Since replication uses document IDs to identify matching documents, it implicitly assumes that both databases share the same document-ID namespace. (And if they didn't for some reason, they will afterwards, whether or not that was intended!) This is why universally unique IDs (UUIDs) are so popular as document IDs: they pretty much guarantee that new documents created on different servers will be distinct. Other naming schemes like serial numbers or timestamps might cause unintentional ID collisions.
Replication is basically unidirectional. A replication from a remote to a local database is called a "pull"; from a local to a remote database is called a "push". Bidirectional replication, or "sync", is done by configuring both a pull and a push between the same two databases.
Although any one replication involves only two databases, it's possible to set up chains of replications between any number of databases. This creates a directed graph, with databases as nodes and replications as arcs. Many topologies are possible, from a "star" with one master database and a number of replicas, to a mesh network where changes made at any node eventually propagate to all the others.
One important aspect of replication is the way it deals with conflicts. A database prevents local conflicts in a document by using multiversion concurrency control: an attempt to add a conflicting change to a document is rejected. However, there's no way to enforce this across multiple independent databases on different servers and devices. (Well, there are ways, but they involve distributed locking, which scales very poorly and doesn't support offline clients at all.) The result is that the same document (as identified by its ID) can be updated with different data on different instances of TouchDB or CouchDB. The conflict probably won't be detected until one database replicates to the other. What happens then? It's too late to prevent the conflict. And TouchDB itself doesn't know how to reconcile it by merging the two documents together; that requires knowledge of the application schema. What it does instead is simply keep both revisions, and leave it up to the application to review them and merge them together later.

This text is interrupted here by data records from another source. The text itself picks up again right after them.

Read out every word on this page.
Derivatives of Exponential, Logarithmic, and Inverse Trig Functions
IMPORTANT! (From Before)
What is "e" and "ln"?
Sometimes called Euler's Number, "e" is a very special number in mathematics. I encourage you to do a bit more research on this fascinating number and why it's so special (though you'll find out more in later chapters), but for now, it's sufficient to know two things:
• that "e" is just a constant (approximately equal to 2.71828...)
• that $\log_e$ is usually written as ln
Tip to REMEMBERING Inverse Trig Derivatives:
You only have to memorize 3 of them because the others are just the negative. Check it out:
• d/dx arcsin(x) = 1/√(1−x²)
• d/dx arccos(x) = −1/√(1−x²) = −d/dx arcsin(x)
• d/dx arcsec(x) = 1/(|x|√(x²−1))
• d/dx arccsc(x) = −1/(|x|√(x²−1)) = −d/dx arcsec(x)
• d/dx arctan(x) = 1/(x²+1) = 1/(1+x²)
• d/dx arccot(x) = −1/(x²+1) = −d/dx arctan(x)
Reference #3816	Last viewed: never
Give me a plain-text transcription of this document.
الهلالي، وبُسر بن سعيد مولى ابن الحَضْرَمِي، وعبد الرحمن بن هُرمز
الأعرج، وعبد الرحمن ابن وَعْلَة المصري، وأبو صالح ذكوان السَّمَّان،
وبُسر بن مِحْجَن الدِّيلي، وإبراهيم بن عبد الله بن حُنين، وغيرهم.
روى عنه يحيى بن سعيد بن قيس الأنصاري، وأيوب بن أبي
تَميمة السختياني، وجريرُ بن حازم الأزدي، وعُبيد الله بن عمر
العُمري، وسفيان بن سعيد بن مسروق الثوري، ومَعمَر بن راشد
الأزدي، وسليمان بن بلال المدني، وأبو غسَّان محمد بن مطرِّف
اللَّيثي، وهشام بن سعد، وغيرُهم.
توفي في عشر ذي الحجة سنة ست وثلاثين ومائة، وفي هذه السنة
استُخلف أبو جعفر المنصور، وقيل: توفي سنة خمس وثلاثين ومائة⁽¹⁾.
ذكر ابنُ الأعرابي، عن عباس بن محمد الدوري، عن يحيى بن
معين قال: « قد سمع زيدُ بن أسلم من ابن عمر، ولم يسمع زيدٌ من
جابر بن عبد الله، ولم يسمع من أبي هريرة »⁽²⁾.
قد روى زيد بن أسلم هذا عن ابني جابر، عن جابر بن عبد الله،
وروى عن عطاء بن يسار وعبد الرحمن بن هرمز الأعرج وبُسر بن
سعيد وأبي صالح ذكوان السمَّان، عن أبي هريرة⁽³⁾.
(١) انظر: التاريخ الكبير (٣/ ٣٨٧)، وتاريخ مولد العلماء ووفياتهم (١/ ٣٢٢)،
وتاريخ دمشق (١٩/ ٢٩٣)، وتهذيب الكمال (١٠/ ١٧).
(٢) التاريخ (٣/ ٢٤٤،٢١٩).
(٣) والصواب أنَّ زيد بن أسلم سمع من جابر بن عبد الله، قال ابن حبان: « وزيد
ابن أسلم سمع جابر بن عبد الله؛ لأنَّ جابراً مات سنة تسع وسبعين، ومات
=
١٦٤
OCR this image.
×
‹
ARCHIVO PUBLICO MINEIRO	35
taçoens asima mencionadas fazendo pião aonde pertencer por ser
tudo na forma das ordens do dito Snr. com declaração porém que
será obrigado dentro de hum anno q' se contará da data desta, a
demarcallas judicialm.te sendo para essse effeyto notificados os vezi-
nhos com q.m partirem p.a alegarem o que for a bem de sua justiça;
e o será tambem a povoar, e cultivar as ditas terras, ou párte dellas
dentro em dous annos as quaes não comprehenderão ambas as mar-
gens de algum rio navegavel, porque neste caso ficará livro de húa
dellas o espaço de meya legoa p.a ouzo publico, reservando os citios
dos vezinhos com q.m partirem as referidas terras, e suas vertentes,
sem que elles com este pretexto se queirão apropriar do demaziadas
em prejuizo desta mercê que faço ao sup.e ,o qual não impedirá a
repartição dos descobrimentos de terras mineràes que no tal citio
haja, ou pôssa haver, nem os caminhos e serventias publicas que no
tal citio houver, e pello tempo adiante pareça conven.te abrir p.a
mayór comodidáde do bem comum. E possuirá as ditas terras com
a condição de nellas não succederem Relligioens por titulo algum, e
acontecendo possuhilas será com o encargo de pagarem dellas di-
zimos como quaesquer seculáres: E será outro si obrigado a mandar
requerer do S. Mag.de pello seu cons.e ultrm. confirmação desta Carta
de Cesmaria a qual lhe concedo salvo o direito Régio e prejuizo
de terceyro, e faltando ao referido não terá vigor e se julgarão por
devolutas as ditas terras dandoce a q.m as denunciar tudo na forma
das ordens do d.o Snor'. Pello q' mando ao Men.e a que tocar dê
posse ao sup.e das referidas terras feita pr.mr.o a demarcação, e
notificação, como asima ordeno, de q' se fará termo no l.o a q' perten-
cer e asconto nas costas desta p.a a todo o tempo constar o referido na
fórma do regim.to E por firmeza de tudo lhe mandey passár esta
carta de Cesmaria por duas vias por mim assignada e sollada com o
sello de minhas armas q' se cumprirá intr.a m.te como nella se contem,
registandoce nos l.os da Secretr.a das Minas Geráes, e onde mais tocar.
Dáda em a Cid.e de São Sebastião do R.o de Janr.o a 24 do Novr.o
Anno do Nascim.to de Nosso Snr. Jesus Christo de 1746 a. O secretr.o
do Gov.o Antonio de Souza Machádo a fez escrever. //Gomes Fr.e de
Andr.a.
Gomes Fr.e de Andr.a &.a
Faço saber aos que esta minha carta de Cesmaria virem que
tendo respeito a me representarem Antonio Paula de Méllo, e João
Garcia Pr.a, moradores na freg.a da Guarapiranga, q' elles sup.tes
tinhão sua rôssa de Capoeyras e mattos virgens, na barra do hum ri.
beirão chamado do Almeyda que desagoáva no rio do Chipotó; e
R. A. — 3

It's actually not obvious that both revisions are present; when the app GETs a document by its ID, it would be confusing if it got two copies! Instead, TouchDB somewhat arbitrarily chooses one revision as the "winner" (it's the one whose revision ID is lexicographically higher) and treats that one as the document's default value. However, there are API calls to detect the conflict state and to fetch the document's revision tree, which really is a tree now that it's branched. The application can then fetch the "losing" revision by its revision ID, compare the two, and then update the document with the appropriate merged contents, resolving the conflict.
Since TouchDB's data model, to the extent described above, is identical to CouchDB's, you can learn more about it by reading about CouchDB. Two books I can recommend are:
- CouchDB: The Definitive Guide, which is available in book form from O'Reilly or online for free
- Getting Started With CouchDB, available from O'Reilly.